Don’t get us wrong, we like Honda more than most. While Civic remains the number one selling compact car in Honda’s lineup, we find used car retail pricing to be a bit over-the top. We’ve written about the extraordinary residual value of the Civic and decided to take a closer look at car lot resale numbers. We were blown away...
Kelley Blue Book tells us that Honda Accord, Civic, CRV and Odyssey all retain greater than 50% residual value at time of dealership trade in or private resale. What we discovered was Honda mania, with used car pricing bordering on hysteria.
Turns out that either used car lots have tossed the Blue Book guidelines out, or demand for a used Civic is so high in our regional market that would- be buyers have abandoned sense and sensibility.
What's your 8 year old Honda Civic worth?
While K.B.B. tells us that a 6 year old Honda Civic retains the highest residual retail value in the industry, we were hard pressed to find one.
On the West Coast of the U.S. a low mileage Civic is worth it’s weight in gold. While that me be a slight exaggeration we found only one 2008 Civic in Portland Oregon. While not ready for the crusher, a high mileage(107,200) Civic Coupe was priced at $12,900. This was an EX and retailed for $18,700 when bought new in 2007. Well past the expiration date for many cars, this 2 door presented in good condition was offered at 69% of original retail price.
Has the used car world gone mad?
We decided to broaden our search a bit and found 270 used Honda Civics offered in several variants scattered between San Francisco and Seattle.Once again we discovered the constant here to be scarcity of low mileage Honda Civic compacts; people buy these cars to drive them. Our search turned up more than one 2004 Civic with well over 200,000 miles on the O.D.. We kept searching…
2006 Civic EX in black, 180,283 miles showing. Price: $8998.
Not too long ago an eight year old compact car with 180,000 miles showing would be headed for the crusher, or, curbed at a hardship lot for far below wholesale. This high mileage Civic was being marketed for 45% of original retail price. We found Civic’s with 200,000 + miles priced at over $5800. They’re good cars but are they that good?
Honda resale popularity is year and trim variant sensitive.
When conducting this price comparison we found ourselves cruising the web, car price guides and local lots. The used car game has been played the same way for well over 100 years. We find it best to establish a relationship with your favorite local dealership, hand them a wish list and hold them to a specific model, mileage and price range. The strategy here is to intercept a trade-in before it goes on the lot. Do your negotiation at the front end of the deal, not after the cars been posted on the hot sheet..
Here’s how it works.
The markup on new cars is dictated by the manufacturer’s msrp, Kelley Blue Book, Edmunds and other price guides.With an educated buying public forcing the profit margins down on new Hondas, car dealers make their profit on the resale of trade ins.

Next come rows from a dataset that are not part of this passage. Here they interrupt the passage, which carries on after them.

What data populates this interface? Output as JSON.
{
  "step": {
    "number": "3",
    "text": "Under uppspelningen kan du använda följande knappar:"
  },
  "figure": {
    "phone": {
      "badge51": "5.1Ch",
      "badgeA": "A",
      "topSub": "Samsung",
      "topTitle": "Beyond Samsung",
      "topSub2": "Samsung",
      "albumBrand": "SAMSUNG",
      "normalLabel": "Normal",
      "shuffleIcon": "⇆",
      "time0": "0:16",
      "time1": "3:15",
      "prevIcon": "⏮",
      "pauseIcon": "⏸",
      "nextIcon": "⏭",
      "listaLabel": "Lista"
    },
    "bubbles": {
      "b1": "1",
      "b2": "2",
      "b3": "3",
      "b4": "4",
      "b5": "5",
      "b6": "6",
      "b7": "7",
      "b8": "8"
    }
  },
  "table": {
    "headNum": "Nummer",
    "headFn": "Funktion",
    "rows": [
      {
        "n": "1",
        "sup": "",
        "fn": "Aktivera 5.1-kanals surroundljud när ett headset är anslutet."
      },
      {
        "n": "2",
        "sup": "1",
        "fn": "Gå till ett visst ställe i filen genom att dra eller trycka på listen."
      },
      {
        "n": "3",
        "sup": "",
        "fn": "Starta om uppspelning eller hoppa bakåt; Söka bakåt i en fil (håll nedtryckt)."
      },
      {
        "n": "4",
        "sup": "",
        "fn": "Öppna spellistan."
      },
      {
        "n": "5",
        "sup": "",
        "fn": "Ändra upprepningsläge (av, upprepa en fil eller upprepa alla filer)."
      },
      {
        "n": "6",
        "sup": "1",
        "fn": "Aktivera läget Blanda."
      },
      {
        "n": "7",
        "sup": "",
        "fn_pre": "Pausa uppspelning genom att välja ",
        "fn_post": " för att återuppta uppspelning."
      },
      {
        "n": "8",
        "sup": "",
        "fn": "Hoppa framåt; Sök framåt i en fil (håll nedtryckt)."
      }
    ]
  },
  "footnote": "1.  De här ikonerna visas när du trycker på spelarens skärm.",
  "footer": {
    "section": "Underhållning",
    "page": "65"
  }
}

Dealers buy low, sell high.
In no case is this more evident than Honda. Honda’s reputation for a long lasting , trouble free ownership experience has pushed used Honda pricing to the highest in the automotive industry. The legend of Honda, a younger buying demographic and the climbing price of new cars has raised the price of used Honda Civics.
Here’s a few price examples.
2008 Civic Coupe Ex 107,200 m: $12,900.
2008 Civic Hybrid 86,000 m: $10,500($1250) below book.
2007 Civic LX-M5 1.8 Liter i-4 cylinder: $14,500.
2007 Civic LX 25,578 m: $13,887.
2006 Civic LX 56,598 m: $12,948.
2006 Civic EX 180,283m: $8998.
2005 Civic LX 129,260m: $9995.
2004 Civic LX 128,000m: $7988.
When you walk onto a lot, know that the used Civic you're looking at most likely carries a 20% + price premium, this is your negotiation margin. Try to avoid extended service and repair warranties. If you do opt to purchase a warranty, read the fine print, know what the warranty does and does not cover.
“Kick some tires.”
Honda is known for long term reliability. However, a car with 100,000 miles or more showing on the odometer has a wear part or two ready for repair or replacement. While the engine and transmission may be mechanically bullet proof, brakes, tires, tie rods, suspension, shocks and other “wear parts” may be in need of (immediate) repair or replacement.
When you test drive the car, pay close attention to braking, handling, drivetrain and body noise. When in doubt, take the prospect to a 3rd party for inspection. It pays to perform some due diligence when buying a used car. Yes, we do hear from readers that have reported 200,000 trouble free miles from Civic.
In closing, we find a low mileage, fair priced Honda Civic to be very elusive if not non existent. Good luck in your search. Let us know how you do, we’ll post it here.